月刊ライフビジョン | off Duty

くじゅう連山4年ぶりに達成

曽野緋暮子

 2019年末、春になったらミヤマキリシマを見に行こうと山歩き仲間で盛り上がった。くじゅう連山の麓の法華院温泉の宿が確保できるかどうかがポイントなのでリーダーが申し込み、解禁日に電話を400回コールしてやっと予約ができた。

 シーズンにも関わらず他の宿の予約もでき、3泊4日の「ミヤマキリシマを楽しむ会」の計画ができあがった。ところが、2020年になるとコロナ感染拡大で頓挫。それから毎年、話が出るものの見送りとなっていた。

 コロナ感染症の扱いがインフルエンザ相当になった今春、「ミヤマキリシマを楽しむ会」の計画が復活した。リーダーが法華院温泉の宿確保に動いた。今回は電話100回コールで予約ができた。高齢者にとっての3年間ブランクは大きい。メンバーに次々と膝、腰の不調が出る。しかし、この先は体力が落ちる一方なのだから、その気になっている今行かなきゃ! ということで6月初旬出発を目標に筋トレ等の自主訓練と月数回集まって近場の山歩きをして計画実行に備えた。梅雨入りしたばかりの6月8日出発。雨の中を歩くことを前提として、荷物は可能な限りコンパクトに、下着以外は数日着ることを考えて汗が乾きやすい物を用意した。

 初日、長者ヶ原登山口から法華院温泉まで約3時間。道は石がゴロゴロしてぬかるみが滑りそうで、足元ばかり見て歩いた。上下カッパを着ていてもずぶ濡れ感あり、しんどくて寒い! 白内障手術後で眼鏡なしで歩けたことはありがたかった。

 宿に着いた時はホッとしたが、寒い! 受付の順番を待つ間も寒い! 受付を済ませて濡れたカッパや靴を乾燥室に持ち込んだ。乾燥室があることがとてもありがたかった!

 部屋に荷物を入れて冷え切った体を温めるために温泉に直行。
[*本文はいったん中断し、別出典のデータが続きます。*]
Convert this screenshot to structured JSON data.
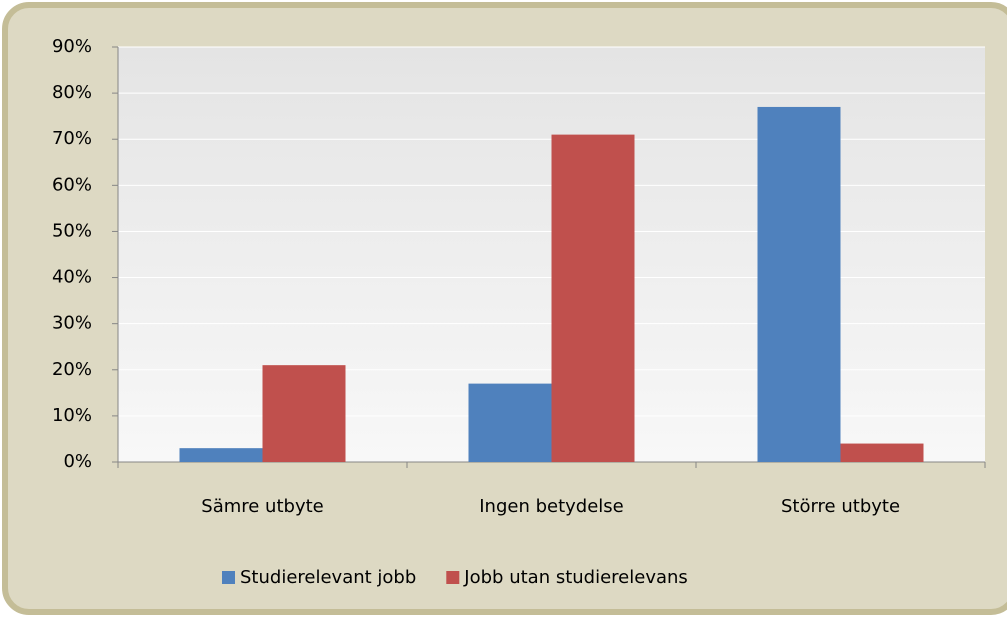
{
  "chart_data": {
    "type": "bar",
    "categories": [
      "Sämre utbyte",
      "Ingen betydelse",
      "Större utbyte"
    ],
    "series": [
      {
        "name": "Studierelevant jobb",
        "color": "#4f81bd",
        "values": [
          3,
          17,
          77
        ]
      },
      {
        "name": "Jobb utan studierelevans",
        "color": "#c0504d",
        "values": [
          21,
          71,
          4
        ]
      }
    ],
    "ylim": [
      0,
      90
    ],
    "yticks": [
      {
        "value": 0,
        "label": "0%"
      },
      {
        "value": 10,
        "label": "10%"
      },
      {
        "value": 20,
        "label": "20%"
      },
      {
        "value": 30,
        "label": "30%"
      },
      {
        "value": 40,
        "label": "40%"
      },
      {
        "value": 50,
        "label": "50%"
      },
      {
        "value": 60,
        "label": "60%"
      },
      {
        "value": 70,
        "label": "70%"
      },
      {
        "value": 80,
        "label": "80%"
      },
      {
        "value": 90,
        "label": "90%"
      }
    ],
    "grid": true,
    "legend": "bottom"
  }
}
源泉かけ流しの温泉で石鹸類使用禁止だ。雨の中を歩いて身体が冷え切った人達で湯船はほぼ満杯。湯船に白い物がいっぱい浮かんでいる。こんなにいっぱいの「湯の華」体験初めてと思いつつ温まる。山小屋で温泉に入れるってありがたい! お風呂上りでは念のため持参した薄手のダウンジャケットを着てほっと一息。「夏山でも防寒着は必携だ。」を実感した。
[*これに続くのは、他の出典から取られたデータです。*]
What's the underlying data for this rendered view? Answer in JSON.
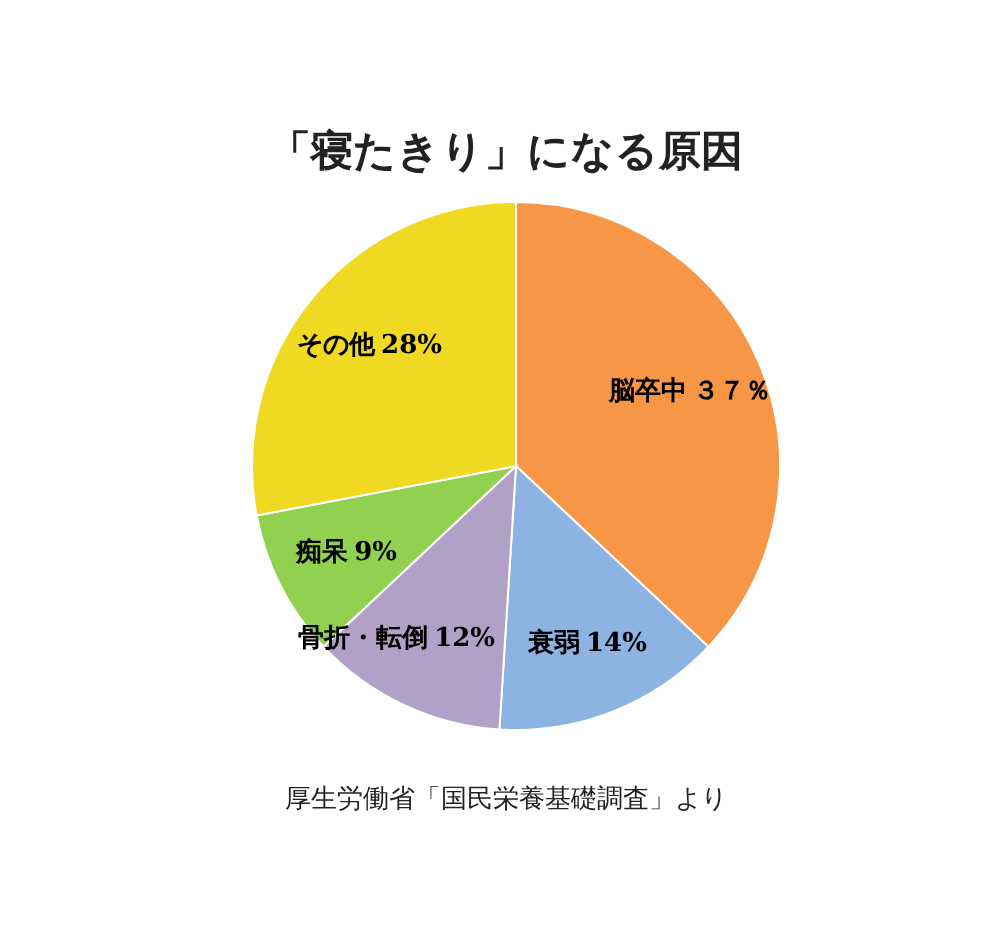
{
  "chart_data": {
    "type": "pie",
    "title": "「寝たきり」になる原因",
    "categories": [
      "脳卒中",
      "衰弱",
      "骨折・転倒",
      "痴呆",
      "その他"
    ],
    "values": [
      37,
      14,
      12,
      9,
      28
    ],
    "value_labels": [
      "３７％",
      "14%",
      "12%",
      "9%",
      "28%"
    ],
    "colors": [
      "#f79646",
      "#8db3e2",
      "#b2a1c7",
      "#92d050",
      "#efd923"
    ],
    "annotations": [
      "厚生労働省「国民栄養基礎調査」より"
    ],
    "legend": false
  }
}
 2日目、メンバーのハレ女&ハレ晴れ男のおかげで平治岳、北大船山、大船山に気持ちよく登れた。法華院温泉に2泊するので大きな荷物を置いて歩けたことが一層晴れ晴れとした気持ちにしてくれた。

 昨年から起きた尺取虫被害で大量の尺取虫にミヤマキリシマの新芽を食べられて全山ピンクのミヤマキリシマには出会えなかったが、山の上部にだけのミヤマキリシマでも初めて観る私には圧巻の光景だった。コロナがなかったら見られていただろうに残念!!! 尺取虫被害は久住山、由布岳でも同様だった。これは打つ手がない自然災害のひとつだろなあ。宿に着くと同時に飲んだ生ビールが美味しかった!

 3日目、すべての荷物を背負って久住山に向かう。天気が良いと重い荷物も余り苦にならない。しかし、次の宿のチェックイン時間もあるので時間短縮のため、頂上直下で貴重品と水以外をデポして山頂を往復した。荷物の少ない登山の何と楽なことか(笑)。予定時間より早めに湯布院着。10数年ぶりの湯布院の街がすっかり若者の街になっていて驚いた。この日は普通のホテル泊なので石鹸、シャンプー使い放題、久々にさっぱりした。
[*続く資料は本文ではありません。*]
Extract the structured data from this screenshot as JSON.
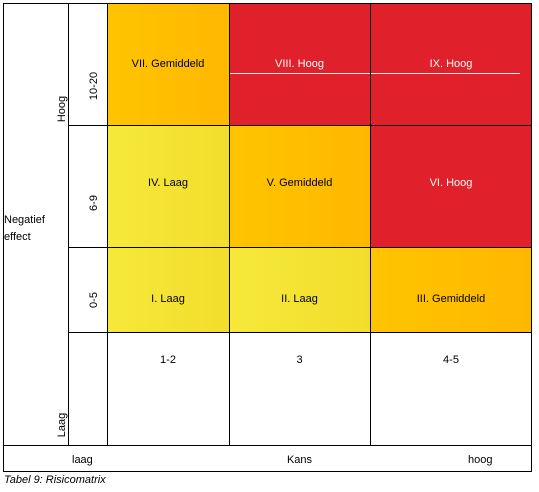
{
  "y_axis": {
    "label": "Negatief effect",
    "label_line1": "Negatief",
    "label_line2": "effect",
    "high": "Hoog",
    "low": "Laag",
    "rows": [
      "10-20",
      "6-9",
      "0-5"
    ]
  },
  "x_axis": {
    "label": "Kans",
    "low": "laag",
    "high": "hoog",
    "columns": [
      "1-2",
      "3",
      "4-5"
    ]
  },
  "matrix": [
    [
      {
        "label": "VII. Gemiddeld",
        "color": "#FFC000",
        "gradient": [
          "#FFC000",
          "#FFB000"
        ]
      },
      {
        "label": "VIII. Hoog",
        "color": "#E0202A"
      },
      {
        "label": "IX. Hoog",
        "color": "#E0202A"
      }
    ],
    [
      {
        "label": "IV. Laag",
        "color": "#F5E52F"
      },
      {
        "label": "V. Gemiddeld",
        "color": "#FFC000"
      },
      {
        "label": "VI. Hoog",
        "color": "#E0202A"
      }
    ],
    [
      {
        "label": "I. Laag",
        "color": "#F5E52F"
      },
      {
        "label": "II. Laag",
        "color": "#F5E52F"
      },
      {
        "label": "III. Gemiddeld",
        "color": "#FFC000"
      }
    ]
  ],
  "caption": "Tabel 9: Risicomatrix"
}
 最終日、雨は降っていないけれど怪しい天気。登山に必要な物だけをザックに入れて由布岳に向かう。霧と風の中、由布岳西峰と東峰の分岐に到着。私は以前西峰には登ったことがあるので東峰を希望したが、初めての人が何人かいたので鎖場のある西峰に行くことに。ここでも貴重品以外はデポすることに。

 岩場も鎖も濡れていて緊張感が高まる。頂上は霧で眺めがないが達成感あり。下山途中の切り立った岩場でリーダーから念のためザイルを使うと指示があった。ハーネスの使い方を教わり、トップバッターでザイルを使いながら降りた。この年齢でテレビしか見たことがない初体験することにワクワクした。…

 私にとってハードな4日間で筋肉痛はないものの気怠い数日を過ごした。でも今は、次回はどこに行こうかなという気持ちが湧いてきた。「だって先が短いンだから。」


            ※デポとは登山等で荷物を途中の地点に一時置いておくこと。